API Reference
Public functions
openbasement.extract(graph, template, entity=None, transforms=None, merge_same_as=None)
Extract structured data from an RDF graph using a template.
Parameters:
| Name | Type | Description | Default |
|---|---|---|---|
graph
|
Graph
|
An rdflib Graph loaded with RDF data. |
required |
template
|
str | dict
|
Template source -- built-in name (e.g. "eu_procedure"), path to YAML file, or a dict. |
required |
entity
|
str | None
|
Optional entity name to extract. If None, extracts the first (root) entity defined in the template. |
None
|
transforms
|
dict | None
|
Optional dict of custom transform name -> callable. These are merged with built-in transforms (custom takes precedence). Templates reference transforms by name via the "transform" field option. |
None
|
merge_same_as
|
bool | None
|
If True, group owl:sameAs-equivalent instances and merge their triples into one entity. If False, extract each URI as a separate entity.

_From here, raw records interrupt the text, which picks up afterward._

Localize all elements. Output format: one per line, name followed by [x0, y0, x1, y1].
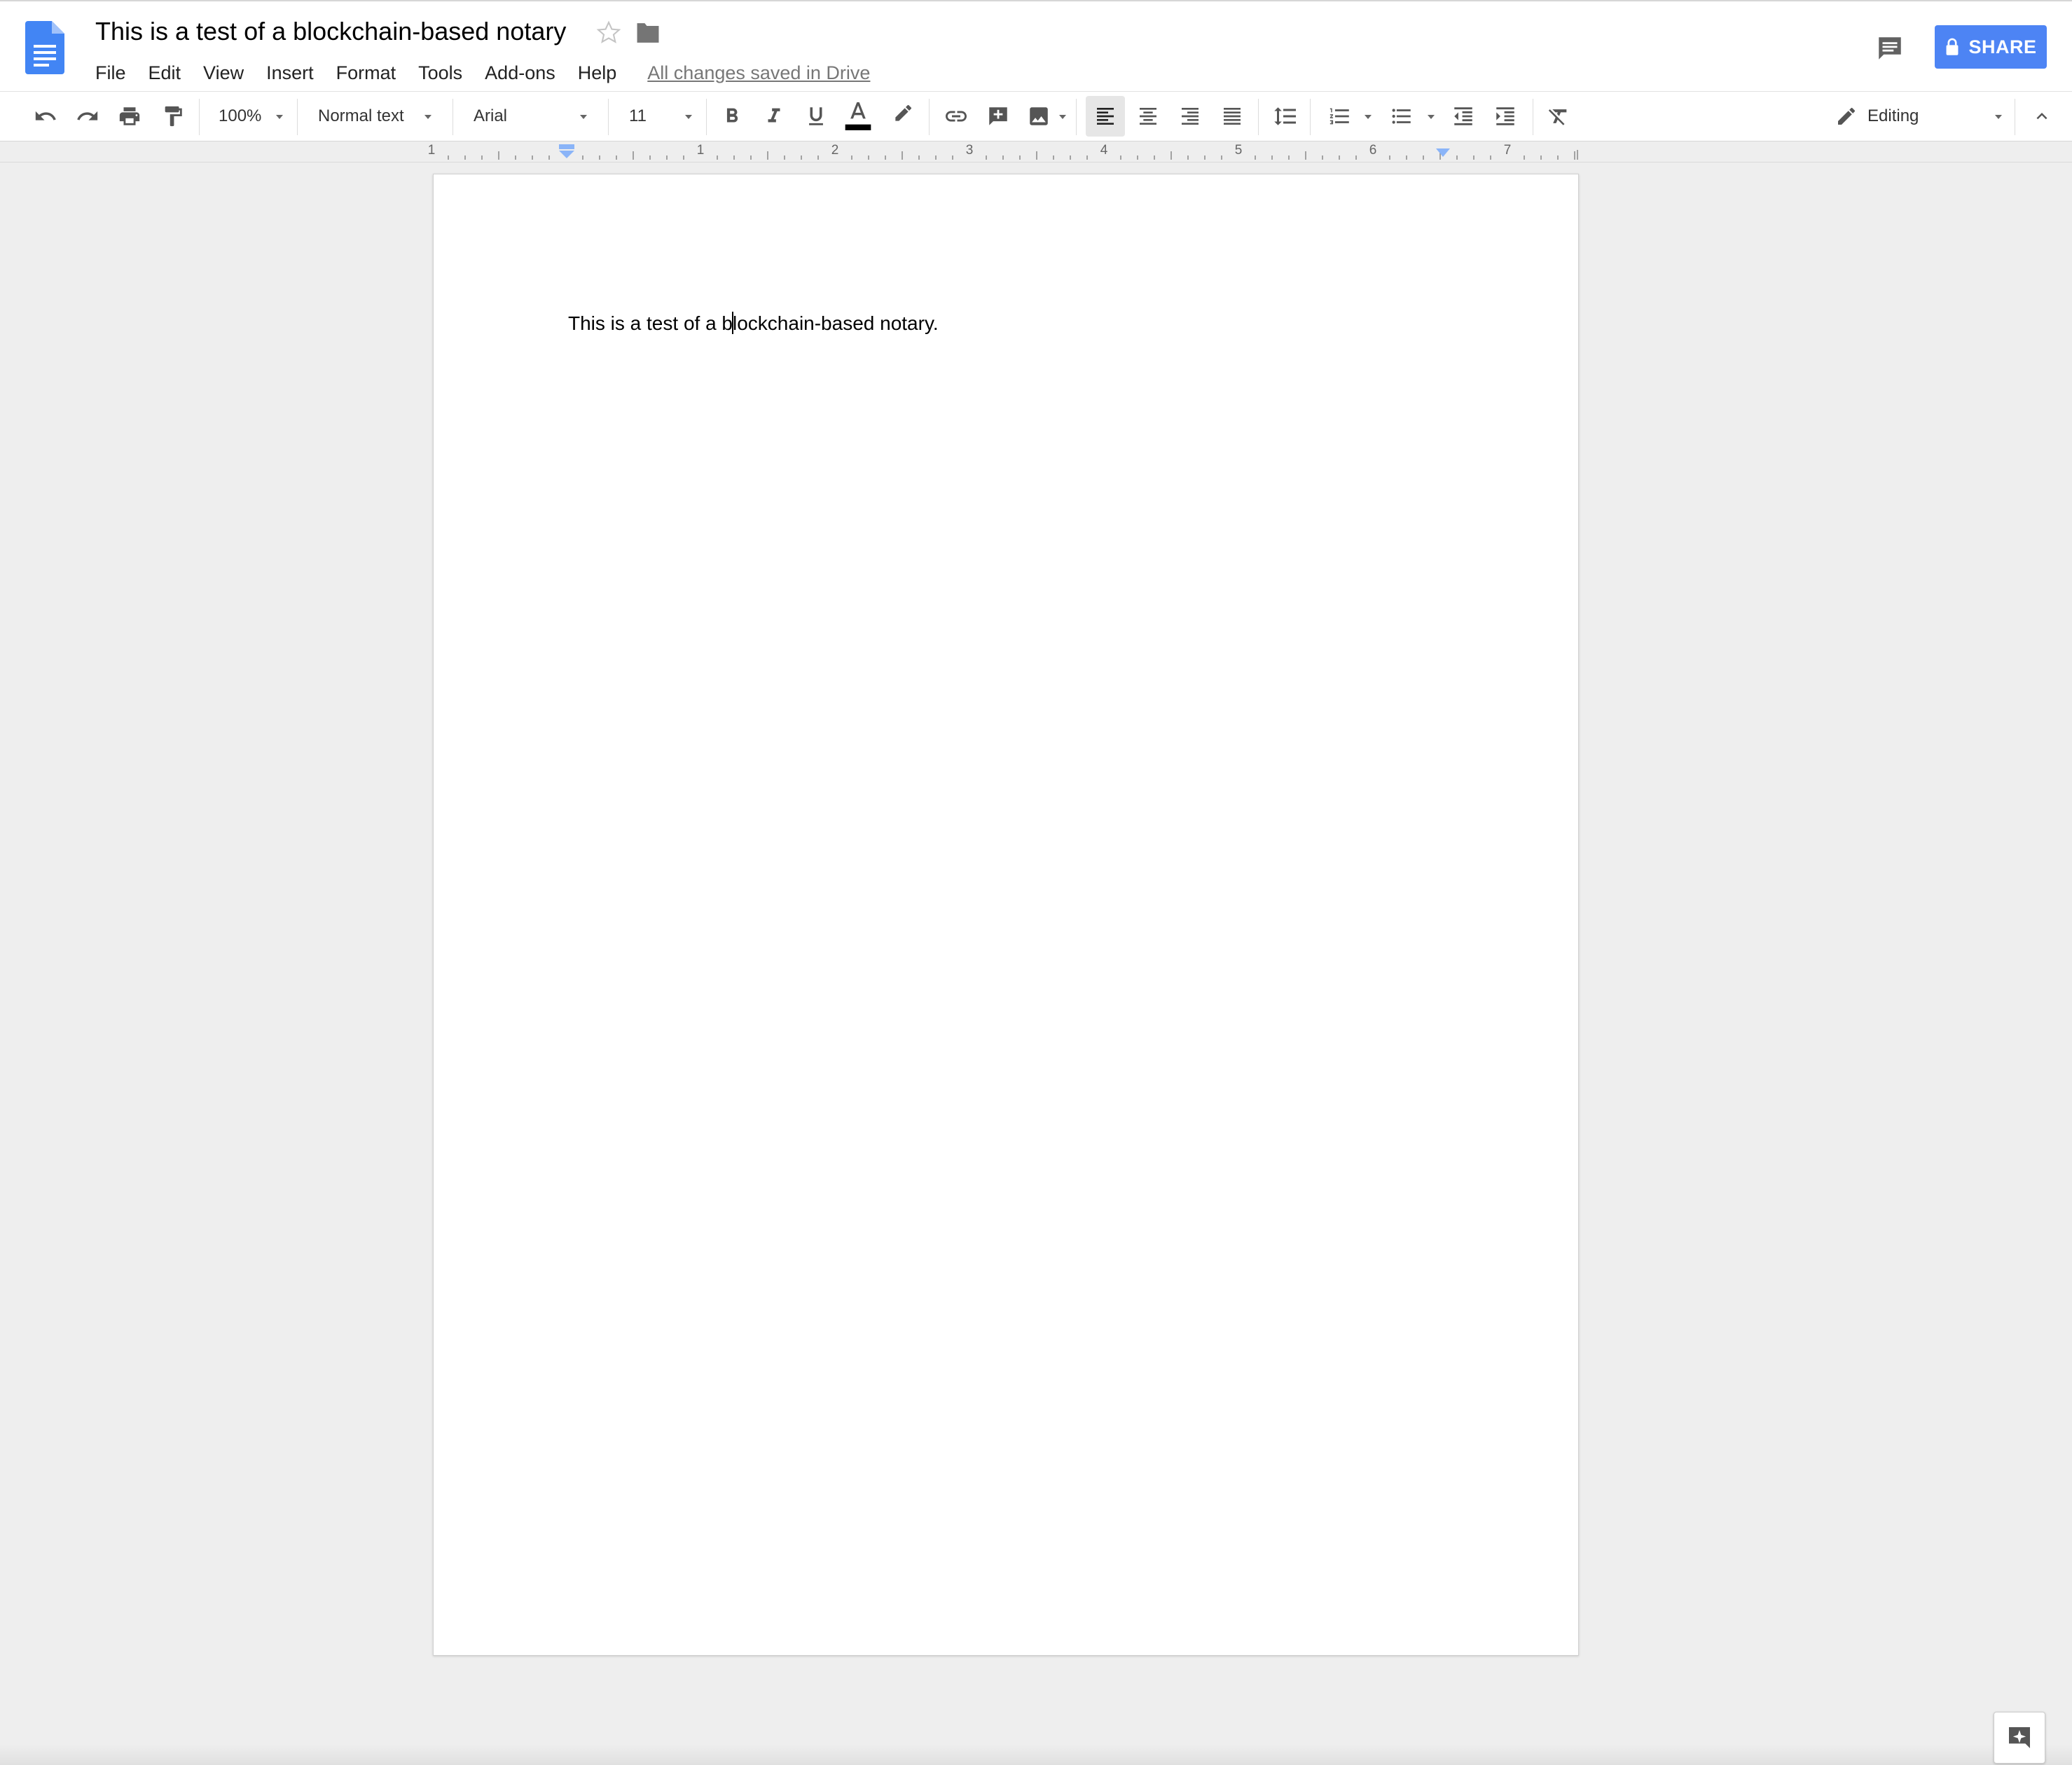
- numbered-list-icon: [1329, 108, 1349, 125]
- menu-insert[interactable]: Insert: [266, 62, 314, 84]
- redo-icon: [77, 111, 98, 120]
- saved-status[interactable]: All changes saved in Drive: [647, 62, 870, 84]
- italic-icon: [768, 108, 780, 123]
- ruler-number: 7: [1503, 143, 1512, 158]
- ruler-number: 1: [427, 143, 436, 158]
- image-button[interactable]: [1023, 92, 1055, 141]
- pencil-icon: [1838, 107, 1856, 125]
- align-justify-button[interactable]: [1216, 92, 1248, 141]
- align-left-button[interactable]: [1086, 96, 1125, 137]
- document-page[interactable]: This is a test of a blockchain-based not…: [433, 174, 1579, 1656]
- bold-button[interactable]: [716, 92, 748, 141]
- align-left-icon: [1097, 108, 1114, 125]
- menu-add-ons[interactable]: Add-ons: [485, 62, 555, 84]
- bulleted-list-button[interactable]: [1386, 92, 1418, 141]
- ruler-number: 3: [965, 143, 974, 158]
- comment-icon[interactable]: [1874, 34, 1905, 63]
- menu-edit[interactable]: Edit: [149, 62, 181, 84]
- ruler[interactable]: 1 1 2 3 4 5 6 7: [0, 141, 2072, 162]
- underline-icon: [809, 107, 823, 125]
- left-indent-marker[interactable]: [558, 144, 576, 162]
- align-right-button[interactable]: [1174, 92, 1206, 141]
- decrease-indent-button[interactable]: [1447, 92, 1479, 141]
- editing-mode-select[interactable]: Editing: [1835, 92, 2017, 141]
- ruler-ticks: [448, 150, 1578, 160]
- paint-format-button[interactable]: [157, 92, 189, 141]
- menu-file[interactable]: File: [95, 62, 126, 84]
- menubar: File Edit View Insert Format Tools Add-o…: [95, 59, 870, 87]
- toolbar: 100% Normal text Arial 11 Editing: [0, 91, 2072, 141]
- bold-icon: [726, 108, 738, 123]
- bottom-shadow: [0, 1744, 2072, 1765]
- bulleted-list-icon: [1392, 109, 1411, 124]
- highlight-button[interactable]: [887, 92, 919, 141]
- ruler-number: 5: [1234, 143, 1243, 158]
- editing-mode-label: Editing: [1867, 106, 1919, 125]
- ruler-number: 2: [831, 143, 839, 158]
- menu-view[interactable]: View: [203, 62, 244, 84]
- increase-indent-button[interactable]: [1489, 92, 1521, 141]
- line-spacing-icon: [1274, 107, 1296, 125]
- image-icon: [1030, 107, 1048, 125]
- ruler-number: 6: [1369, 143, 1377, 158]
- clear-formatting-icon: [1548, 109, 1567, 125]
- ruler-number: 4: [1100, 143, 1108, 158]
- underline-button[interactable]: [800, 92, 832, 141]
- text-color-button[interactable]: [842, 92, 874, 141]
- font-select[interactable]: Arial: [460, 92, 600, 141]
- document-body[interactable]: This is a test of a blockchain-based not…: [568, 312, 939, 335]
- paint-format-icon: [165, 106, 182, 127]
- print-icon: [119, 107, 140, 125]
- collapse-icon: [2036, 113, 2047, 120]
- style-value: Normal text: [318, 106, 404, 125]
- align-center-icon: [1140, 108, 1156, 125]
- numbered-list-button[interactable]: [1324, 92, 1356, 141]
- clear-formatting-button[interactable]: [1542, 92, 1575, 141]
- body-text-after-cursor: lockchain-based notary.: [733, 312, 939, 334]
- line-spacing-button[interactable]: [1269, 92, 1301, 141]
- font-size-value: 11: [629, 106, 647, 125]
- share-button[interactable]: SHARE: [1935, 25, 2047, 69]
- font-value: Arial: [474, 106, 508, 125]
- increase-indent-icon: [1496, 107, 1514, 125]
- menu-format[interactable]: Format: [336, 62, 396, 84]
- menu-tools[interactable]: Tools: [418, 62, 462, 84]
- lock-icon: [1947, 38, 1959, 55]
- folder-icon[interactable]: [635, 21, 661, 45]
- link-icon: [946, 111, 967, 122]
- print-button[interactable]: [113, 92, 146, 141]
- align-center-button[interactable]: [1132, 92, 1164, 141]
- align-right-icon: [1182, 108, 1199, 125]
- undo-icon: [35, 111, 56, 120]
- add-comment-button[interactable]: [982, 92, 1014, 141]
- right-indent-marker[interactable]: [1435, 146, 1451, 162]
- explore-icon: [2009, 1727, 2030, 1748]
- document-title[interactable]: This is a test of a blockchain-based not…: [95, 17, 566, 46]
- menu-help[interactable]: Help: [578, 62, 617, 84]
- star-icon[interactable]: [595, 20, 622, 46]
- italic-button[interactable]: [758, 92, 790, 141]
- redo-button[interactable]: [71, 92, 104, 141]
- highlight-icon: [895, 105, 912, 121]
- ruler-number: 1: [696, 143, 705, 158]
- docs-logo-icon[interactable]: [25, 21, 64, 74]
- add-comment-icon: [989, 107, 1007, 125]
- link-button[interactable]: [940, 92, 972, 141]
- align-justify-icon: [1224, 108, 1241, 125]
- text-color-icon: [845, 102, 871, 130]
- share-label: SHARE: [1968, 36, 2037, 57]
- header: This is a test of a blockchain-based not…: [0, 0, 2072, 91]
- body-text-before-cursor: This is a test of a b: [568, 312, 733, 334]
- undo-button[interactable]: [29, 92, 62, 141]
- explore-button[interactable]: [1994, 1712, 2045, 1764]
- zoom-value: 100%: [219, 106, 262, 125]
- collapse-toolbar-button[interactable]: [2024, 92, 2059, 141]
- decrease-indent-icon: [1454, 107, 1472, 125]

If None (default), uses the template's same_as_merge setting (which defaults to True). |
None
|
Returns:
| Type | Description |
|---|---|
list[dict]
|
List of extracted entity dicts. |
openbasement.load_template(source)
Load and normalize a template from various sources.
Parameters:
| Name | Type | Description | Default |
|---|---|---|---|
source
|
str | Path | dict
|
One of: - str name of a built-in template (e.g. "eu_procedure") - Path to a YAML file - dict with template content |
required |
Returns:
| Type | Description |
|---|---|
dict
|
Normalized template dict. |
openbasement.list_builtin_templates()
List available built-in template names.
openbasement.audit
Drift detection: compare template predicates against actual graph content.
audit(graph, template)
Compare a template against actual predicates in a graph.
For each entity type in the template, finds all instances and checks: - Which template predicates are missing from the graph - Which graph predicates are not covered by any template field or relation - Overall coverage percentage
Parameters:
| Name | Type | Description | Default |
|---|---|---|---|
graph
|
Graph
|
An rdflib Graph to audit. |
required |
template
|
dict
|
A normalized template dict (output of load_template). |
required |
Returns:
| Type | Description |
|---|---|
dict[str, Any]
|
Dict with keys: "entities": per-entity audit results "summary": overall coverage stats |
Built-in transforms
| Name | Description |
|---|---|
year_from_date |
Extracts the first 4 characters (year) from a date string, e.g. "2023-07-05" -> "2023" |
uri_local_name |
Extracts the local name from a URI after # or /, e.g. "http://example.org/foo#Bar" -> "Bar" |
openbasement.transforms.apply_transform(value, transform_name, custom_transforms=None)
Apply a named transform to a value.
Looks up the transform name in custom_transforms first, then built-ins. Raises ValueError if the name is not found in either.